Adik Rio, Dondi pun sekarang sudah mapan di Batam. Sarjana Ilmu Komunikasi sebuah perguruan tinggi ternama di Jakarta ini menetap di Batam. Namun secara berkala masih rajin mengunjungi ibu dan saudara-saudaranya di Tanjungpinang.

Sementara si bungsu, Meta, juga sudah bekerja di Bintan.

Rumah perjuangan yang dulu baru jadi separo, kini seolah disulap. Seperti di program televisi Bedah Rumah itu. Semua biaya perbaikan dari hasil katering.

“Bagi kami, ibu teladan yang nyata karena kami menyaksikannya sendiri,” kata Rio sambil mengusap matanya. Ia terharu.

Suharti yang mengenakan busana muslimah lalu menatap wajah anak pertamanya itu. Tak ada kalimat yang diucapkannya. Saat mata ibu dan anak ini bertatapan, hanya ada hening. Namun keduanya tengah berbicara, tentang perjuangan, tentang masa lalu, tentang susah, dan tentu saja bahagia.

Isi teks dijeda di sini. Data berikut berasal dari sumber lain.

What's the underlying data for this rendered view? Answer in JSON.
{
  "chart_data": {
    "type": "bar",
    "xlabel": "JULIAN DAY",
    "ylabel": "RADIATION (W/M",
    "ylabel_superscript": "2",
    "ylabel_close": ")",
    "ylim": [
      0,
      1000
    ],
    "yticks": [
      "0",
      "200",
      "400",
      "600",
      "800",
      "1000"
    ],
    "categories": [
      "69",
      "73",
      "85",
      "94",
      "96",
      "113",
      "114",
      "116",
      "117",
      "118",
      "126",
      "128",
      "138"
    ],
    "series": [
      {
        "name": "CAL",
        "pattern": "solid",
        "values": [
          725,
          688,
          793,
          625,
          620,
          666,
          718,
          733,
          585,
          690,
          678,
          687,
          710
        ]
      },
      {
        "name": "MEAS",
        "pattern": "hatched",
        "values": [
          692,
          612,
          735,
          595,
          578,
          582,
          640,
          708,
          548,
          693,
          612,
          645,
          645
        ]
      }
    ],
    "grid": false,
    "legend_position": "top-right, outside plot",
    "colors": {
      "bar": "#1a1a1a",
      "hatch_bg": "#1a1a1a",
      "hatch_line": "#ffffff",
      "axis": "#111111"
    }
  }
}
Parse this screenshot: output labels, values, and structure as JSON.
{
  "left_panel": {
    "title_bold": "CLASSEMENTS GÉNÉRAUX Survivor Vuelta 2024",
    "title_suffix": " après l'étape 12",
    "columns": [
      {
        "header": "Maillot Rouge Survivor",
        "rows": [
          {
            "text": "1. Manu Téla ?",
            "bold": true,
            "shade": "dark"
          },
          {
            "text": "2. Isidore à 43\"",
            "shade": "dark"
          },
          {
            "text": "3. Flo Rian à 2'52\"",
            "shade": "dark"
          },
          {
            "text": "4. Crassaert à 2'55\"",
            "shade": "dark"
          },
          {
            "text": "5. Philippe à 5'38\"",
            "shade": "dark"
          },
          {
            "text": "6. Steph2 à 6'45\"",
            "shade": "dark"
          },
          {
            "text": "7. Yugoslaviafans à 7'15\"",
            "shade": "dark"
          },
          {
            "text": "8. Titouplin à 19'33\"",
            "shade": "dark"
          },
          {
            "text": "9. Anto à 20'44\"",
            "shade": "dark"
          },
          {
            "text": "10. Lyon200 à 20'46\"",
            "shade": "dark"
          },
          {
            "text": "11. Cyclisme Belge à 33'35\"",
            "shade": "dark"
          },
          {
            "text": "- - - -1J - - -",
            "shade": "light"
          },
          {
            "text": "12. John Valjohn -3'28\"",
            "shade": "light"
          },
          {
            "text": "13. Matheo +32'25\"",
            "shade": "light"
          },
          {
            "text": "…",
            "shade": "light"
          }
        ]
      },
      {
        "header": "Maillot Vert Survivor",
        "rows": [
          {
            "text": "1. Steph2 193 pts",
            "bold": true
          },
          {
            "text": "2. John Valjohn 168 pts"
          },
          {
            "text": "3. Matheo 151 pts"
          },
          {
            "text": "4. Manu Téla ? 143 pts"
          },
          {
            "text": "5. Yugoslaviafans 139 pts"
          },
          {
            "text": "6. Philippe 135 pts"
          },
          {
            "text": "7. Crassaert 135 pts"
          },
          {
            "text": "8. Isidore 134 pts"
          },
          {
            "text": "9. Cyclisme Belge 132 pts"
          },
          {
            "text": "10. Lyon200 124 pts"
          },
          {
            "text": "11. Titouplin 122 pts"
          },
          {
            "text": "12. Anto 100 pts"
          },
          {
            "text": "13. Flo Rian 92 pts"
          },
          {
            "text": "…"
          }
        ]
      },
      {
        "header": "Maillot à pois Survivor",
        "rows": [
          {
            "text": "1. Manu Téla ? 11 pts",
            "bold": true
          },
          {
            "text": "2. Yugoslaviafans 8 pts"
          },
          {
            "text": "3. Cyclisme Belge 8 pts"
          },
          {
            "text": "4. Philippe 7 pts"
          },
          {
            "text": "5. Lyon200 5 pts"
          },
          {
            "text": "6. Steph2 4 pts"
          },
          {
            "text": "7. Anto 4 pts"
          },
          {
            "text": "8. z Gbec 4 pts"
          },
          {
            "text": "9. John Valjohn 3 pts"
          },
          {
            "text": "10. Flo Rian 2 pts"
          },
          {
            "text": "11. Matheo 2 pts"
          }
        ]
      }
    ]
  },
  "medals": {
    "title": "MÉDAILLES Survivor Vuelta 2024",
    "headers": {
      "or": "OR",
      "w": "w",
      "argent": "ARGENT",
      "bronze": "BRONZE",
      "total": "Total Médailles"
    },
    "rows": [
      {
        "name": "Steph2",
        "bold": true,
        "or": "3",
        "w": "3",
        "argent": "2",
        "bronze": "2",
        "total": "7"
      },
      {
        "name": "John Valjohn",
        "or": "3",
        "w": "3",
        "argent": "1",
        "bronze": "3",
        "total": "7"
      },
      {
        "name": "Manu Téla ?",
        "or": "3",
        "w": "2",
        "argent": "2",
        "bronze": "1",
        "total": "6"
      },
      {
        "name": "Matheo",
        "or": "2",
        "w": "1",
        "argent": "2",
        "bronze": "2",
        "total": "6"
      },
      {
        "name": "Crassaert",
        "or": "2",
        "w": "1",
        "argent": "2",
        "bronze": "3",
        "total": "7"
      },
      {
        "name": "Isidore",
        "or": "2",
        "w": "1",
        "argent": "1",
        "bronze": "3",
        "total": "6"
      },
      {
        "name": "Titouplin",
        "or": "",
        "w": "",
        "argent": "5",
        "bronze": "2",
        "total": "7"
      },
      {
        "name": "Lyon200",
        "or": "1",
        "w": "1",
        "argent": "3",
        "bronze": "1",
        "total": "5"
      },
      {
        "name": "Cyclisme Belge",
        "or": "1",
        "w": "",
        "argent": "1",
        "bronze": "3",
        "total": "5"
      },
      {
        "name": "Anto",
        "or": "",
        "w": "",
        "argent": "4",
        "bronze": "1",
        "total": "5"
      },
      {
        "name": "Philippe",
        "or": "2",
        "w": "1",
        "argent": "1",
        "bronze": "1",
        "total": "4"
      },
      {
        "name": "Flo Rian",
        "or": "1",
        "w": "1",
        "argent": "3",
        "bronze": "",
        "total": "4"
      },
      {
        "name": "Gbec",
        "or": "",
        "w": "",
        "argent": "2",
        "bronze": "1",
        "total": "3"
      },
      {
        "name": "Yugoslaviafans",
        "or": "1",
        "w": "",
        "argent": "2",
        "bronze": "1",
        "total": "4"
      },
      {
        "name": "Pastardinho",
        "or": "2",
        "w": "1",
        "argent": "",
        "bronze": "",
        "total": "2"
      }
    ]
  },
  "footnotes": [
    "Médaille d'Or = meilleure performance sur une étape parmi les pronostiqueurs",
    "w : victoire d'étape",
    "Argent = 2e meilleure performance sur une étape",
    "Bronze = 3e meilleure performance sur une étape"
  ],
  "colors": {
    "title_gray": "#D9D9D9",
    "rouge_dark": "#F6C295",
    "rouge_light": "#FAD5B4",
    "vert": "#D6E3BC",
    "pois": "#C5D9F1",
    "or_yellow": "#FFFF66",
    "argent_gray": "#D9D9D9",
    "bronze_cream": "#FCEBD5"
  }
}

Lalu tiba-tiba ia menatap ke arah jalan, mengucapkan, “Ibu Kartini akan bangga jika wanita Indonesia tidak selalu pasrah dengan kondisinya. Berjuanglah, kesulitan ekonomi akan terus ada bagi mereka yang tak mau berusaha meski penuh cobaan.”

 

via Suarasiber.com

No More Posts Available.

No more pages to load.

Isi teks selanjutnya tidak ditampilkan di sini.